Chemie spielt bei der Sanierung der über 300 Jahre alten Fachwerkhäuser überhaupt keine Rolle – nicht mal ansatzweise. Oliver Raupach, Restaurator des Deutschen Fachwerkzentrums Quedlinburg, setzt zu 100 Prozent auf Naturressourcen. Die Zutaten, aus denen die Farbe für den Fassadenanstrich der Gebäude gemixt wird, sind sehr speziell. Beim Bauern und im Super-Markt kauft der Fachmann die wichtigen Bestandteile für die Öko-Farbe – Kuhdung, Quark, Leinöl und Farbpigmente. In einem Eimer mischt der Handwerker alles. Anschließend gießt er das Gebräu durch ein Sieb, um die Pflanzenfasern des Dungs herauszu­filtern – fertig ist die Farbe. Sie sorgt dafür, dass die Fassade atmungsaktiv bleibt. Beim Farbton ver­sucht Raupach den historischen zu treffen. Also den, den das Haus vor 300 Jahren trug. Das trifft auch für die Wände im Innern des Fachwerkhauses zu. Dafür ist Detektivarbeit notwendig.

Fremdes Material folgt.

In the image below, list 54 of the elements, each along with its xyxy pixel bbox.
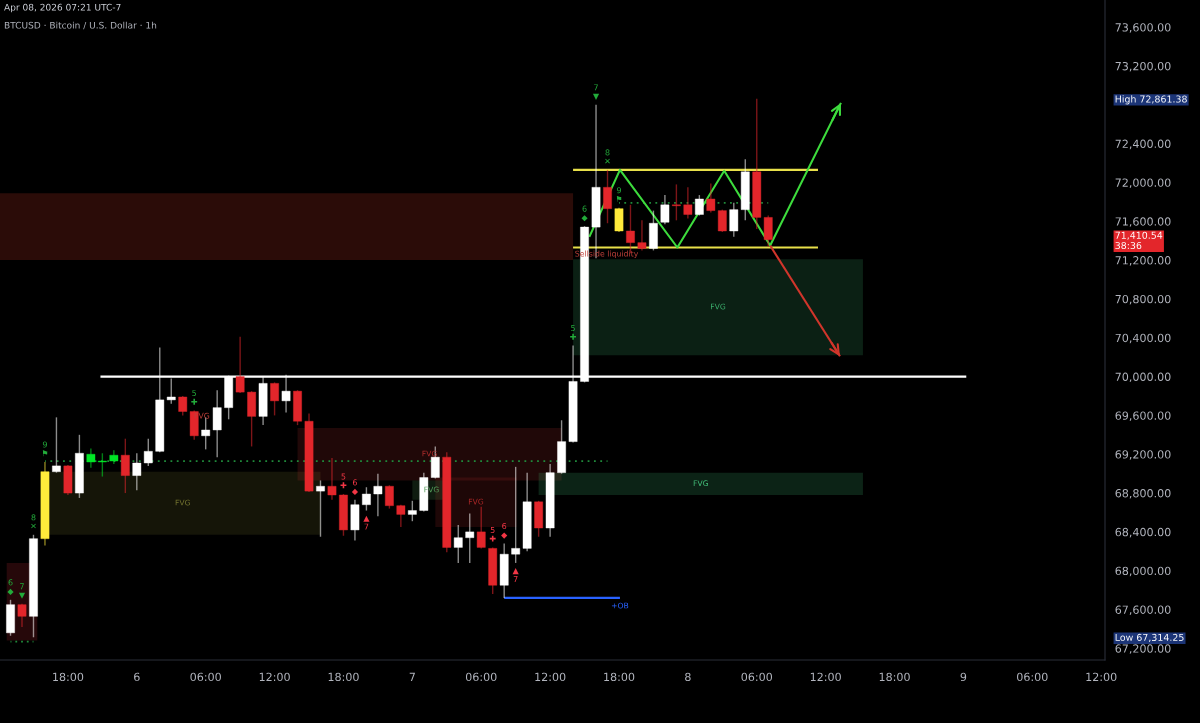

Im Laufe der Jahrhunderte wurden 20 oder mehr Farbschichten aufgebracht. Daher versucht man, an die unterste, also die älteste Farbschicht, heranzukommen.

„Wir setzen mit unserer Arbeit auf Haltbarkeit. Das bedeutet, die Lebenszeit der Häuser beträgt nach ihrer Sanierung noch einmal 400 Jahre“, sagt Claudia Hennrich selbstbewusst. Übrigens: mit der Fertigstellung des Grudenbergs 8 rechnet sie bereits Ende 2019.